Preorganization of the catalytic Zn(2+)-binding site in the HNH nuclease motif--A solution study.

The structure of the active site in a metalloenzyme can be a key determinant of its metal ion binding affinity and catalytic activity. In this study, the conformational features of the Zn(2+)-binding HNH motif were investigated by CD-spectroscopy in combination with isothermal microcalorimetric titrations. Various point mutations, including T454A, K458A and W464A, were introduced into the N-terminal loop of the nuclease domain of colicin E7 (NColE7). We show that the folding of the proteins was severely disturbed by the mutation of the tryptophan residue. This points to the importance of W464, being a part of the hydrophobic core located close to the HNH-motif. ITC demonstrated that the Zn(2+)-binding of the mutants including the W464 site became weak, and according to CD-spectroscopic measurements the addition of the metal ion itself cannot fully recover the functional structure. Titrations with Zn(2+)-ion in the presence and absence of the Im7 protein proved that the structural changes in the unfolded mutant included the HNH-motif itself. The metal-binding of the NColE7 mutants could be, however, fully rescued by the complexation of Im7. This suggests that the formation of a preorganized metal-binding site--existing in the wild-type enzyme but not in the W464 mutants--was induced by Im7. The low nuclease activity of all W464A mutants, however, implies that the interactions of this tryptophan residue are required for precise location of the catalytic residues, i.e. for stabilization of the fine-structure and of the tertiary structure.
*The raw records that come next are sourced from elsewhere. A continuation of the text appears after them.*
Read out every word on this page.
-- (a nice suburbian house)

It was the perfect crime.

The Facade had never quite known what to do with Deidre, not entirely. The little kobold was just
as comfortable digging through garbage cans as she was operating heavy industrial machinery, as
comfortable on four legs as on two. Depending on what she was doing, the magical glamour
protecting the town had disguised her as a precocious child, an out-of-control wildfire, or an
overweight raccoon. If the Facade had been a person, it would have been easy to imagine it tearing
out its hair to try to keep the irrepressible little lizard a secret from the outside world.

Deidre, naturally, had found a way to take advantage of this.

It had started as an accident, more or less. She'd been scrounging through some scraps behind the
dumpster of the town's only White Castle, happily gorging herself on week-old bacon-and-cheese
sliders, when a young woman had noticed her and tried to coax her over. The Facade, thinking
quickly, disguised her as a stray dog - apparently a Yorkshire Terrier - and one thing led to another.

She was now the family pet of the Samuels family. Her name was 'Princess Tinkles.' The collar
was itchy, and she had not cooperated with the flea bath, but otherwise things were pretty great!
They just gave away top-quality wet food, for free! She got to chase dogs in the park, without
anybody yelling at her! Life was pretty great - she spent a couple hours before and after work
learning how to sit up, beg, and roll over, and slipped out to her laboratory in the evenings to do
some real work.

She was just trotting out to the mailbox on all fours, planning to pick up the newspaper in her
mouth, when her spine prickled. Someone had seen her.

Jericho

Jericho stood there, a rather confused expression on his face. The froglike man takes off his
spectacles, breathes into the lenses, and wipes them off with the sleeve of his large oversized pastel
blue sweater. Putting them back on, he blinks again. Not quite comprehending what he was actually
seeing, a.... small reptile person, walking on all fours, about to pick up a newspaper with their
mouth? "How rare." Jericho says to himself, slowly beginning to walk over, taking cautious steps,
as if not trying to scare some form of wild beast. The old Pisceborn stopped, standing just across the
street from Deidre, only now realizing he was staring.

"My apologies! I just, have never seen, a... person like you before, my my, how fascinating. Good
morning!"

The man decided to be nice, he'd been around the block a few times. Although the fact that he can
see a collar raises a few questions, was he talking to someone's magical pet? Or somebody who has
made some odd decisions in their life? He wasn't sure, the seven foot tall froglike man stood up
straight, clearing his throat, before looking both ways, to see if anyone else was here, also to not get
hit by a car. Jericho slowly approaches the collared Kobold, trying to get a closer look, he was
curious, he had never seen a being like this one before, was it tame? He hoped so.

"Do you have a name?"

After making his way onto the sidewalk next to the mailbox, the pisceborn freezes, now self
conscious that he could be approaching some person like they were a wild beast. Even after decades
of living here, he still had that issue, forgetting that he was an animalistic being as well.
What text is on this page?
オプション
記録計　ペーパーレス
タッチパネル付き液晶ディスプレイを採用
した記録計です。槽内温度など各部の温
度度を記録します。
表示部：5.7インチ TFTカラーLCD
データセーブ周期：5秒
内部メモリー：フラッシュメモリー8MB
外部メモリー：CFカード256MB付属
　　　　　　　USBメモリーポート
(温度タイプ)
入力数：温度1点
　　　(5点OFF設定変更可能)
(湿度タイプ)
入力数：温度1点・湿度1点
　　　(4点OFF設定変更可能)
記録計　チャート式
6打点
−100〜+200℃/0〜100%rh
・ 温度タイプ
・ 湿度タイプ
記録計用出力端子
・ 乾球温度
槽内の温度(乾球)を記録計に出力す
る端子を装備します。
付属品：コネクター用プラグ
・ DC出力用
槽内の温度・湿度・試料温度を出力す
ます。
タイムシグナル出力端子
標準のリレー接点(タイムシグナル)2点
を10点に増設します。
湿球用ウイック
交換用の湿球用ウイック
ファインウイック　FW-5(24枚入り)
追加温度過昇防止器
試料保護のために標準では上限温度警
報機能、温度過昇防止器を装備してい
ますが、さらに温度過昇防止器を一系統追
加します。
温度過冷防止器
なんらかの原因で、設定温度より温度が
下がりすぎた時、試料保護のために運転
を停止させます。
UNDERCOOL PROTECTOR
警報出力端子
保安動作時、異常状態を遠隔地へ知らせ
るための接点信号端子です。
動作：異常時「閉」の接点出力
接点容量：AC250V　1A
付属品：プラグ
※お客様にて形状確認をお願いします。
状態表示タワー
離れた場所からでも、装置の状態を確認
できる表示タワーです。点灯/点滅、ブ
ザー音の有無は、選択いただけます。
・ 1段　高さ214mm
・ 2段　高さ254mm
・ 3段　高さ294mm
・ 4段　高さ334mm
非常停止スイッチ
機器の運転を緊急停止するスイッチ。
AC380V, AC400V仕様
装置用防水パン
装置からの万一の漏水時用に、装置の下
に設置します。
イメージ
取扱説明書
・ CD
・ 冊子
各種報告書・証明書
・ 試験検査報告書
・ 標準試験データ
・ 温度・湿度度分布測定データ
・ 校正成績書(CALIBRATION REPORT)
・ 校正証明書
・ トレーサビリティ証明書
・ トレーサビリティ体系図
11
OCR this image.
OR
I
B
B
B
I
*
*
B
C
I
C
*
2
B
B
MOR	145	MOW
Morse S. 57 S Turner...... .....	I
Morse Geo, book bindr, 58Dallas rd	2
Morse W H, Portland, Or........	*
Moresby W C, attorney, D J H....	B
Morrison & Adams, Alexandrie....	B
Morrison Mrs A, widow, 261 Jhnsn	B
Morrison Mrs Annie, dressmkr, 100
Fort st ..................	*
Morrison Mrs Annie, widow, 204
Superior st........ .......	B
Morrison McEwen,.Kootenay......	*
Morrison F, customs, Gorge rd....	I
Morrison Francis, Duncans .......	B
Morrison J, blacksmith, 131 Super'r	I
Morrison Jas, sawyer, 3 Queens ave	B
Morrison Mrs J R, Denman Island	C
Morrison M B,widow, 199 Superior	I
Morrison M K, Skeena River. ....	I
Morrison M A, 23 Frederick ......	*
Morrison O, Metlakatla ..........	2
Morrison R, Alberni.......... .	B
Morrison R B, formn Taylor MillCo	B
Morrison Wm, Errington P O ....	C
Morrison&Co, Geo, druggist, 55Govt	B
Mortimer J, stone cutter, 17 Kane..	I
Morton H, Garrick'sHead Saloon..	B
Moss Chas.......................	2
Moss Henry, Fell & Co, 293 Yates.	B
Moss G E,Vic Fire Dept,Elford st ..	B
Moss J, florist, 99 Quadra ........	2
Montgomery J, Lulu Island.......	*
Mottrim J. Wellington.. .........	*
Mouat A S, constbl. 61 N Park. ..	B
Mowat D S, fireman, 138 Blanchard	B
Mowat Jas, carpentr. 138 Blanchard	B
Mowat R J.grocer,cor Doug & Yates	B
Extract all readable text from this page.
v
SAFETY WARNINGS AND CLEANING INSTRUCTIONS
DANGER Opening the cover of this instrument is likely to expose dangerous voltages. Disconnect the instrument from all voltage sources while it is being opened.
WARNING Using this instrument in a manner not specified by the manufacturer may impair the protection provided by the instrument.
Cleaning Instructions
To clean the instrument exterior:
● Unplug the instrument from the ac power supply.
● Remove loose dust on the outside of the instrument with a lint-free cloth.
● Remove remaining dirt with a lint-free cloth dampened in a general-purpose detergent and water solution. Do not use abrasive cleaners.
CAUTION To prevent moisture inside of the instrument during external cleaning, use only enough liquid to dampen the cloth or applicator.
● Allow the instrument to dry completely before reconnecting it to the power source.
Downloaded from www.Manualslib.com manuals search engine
Our results contribute to the understanding of the metal binding site preorganization.

Design of a colicin E7 based chimeric zinc-finger nuclease.

Colicin E7 is a natural bacterial toxin. Its nuclease domain (NColE7) enters the target cell and kills it by digesting the nucleic acids. The HNH-motif as the catalytic centre of NColE7 at the C-terminus requires the positively charged N-terminal loop for the nuclease activity-offering opportunities for allosteric control in a NColE7-based artificial nuclease. Accordingly, four novel zinc finger nucleases were designed by computational methods exploiting the special structural features of NColE7. The constructed models were subjected to MD simulations. The comparison of structural stability and functional aspects showed that these models may function as safely controlled artificial nucleases. This study was complemented by random mutagenesis experiments identifying potentially important residues for NColE7 function outside the catalytic region.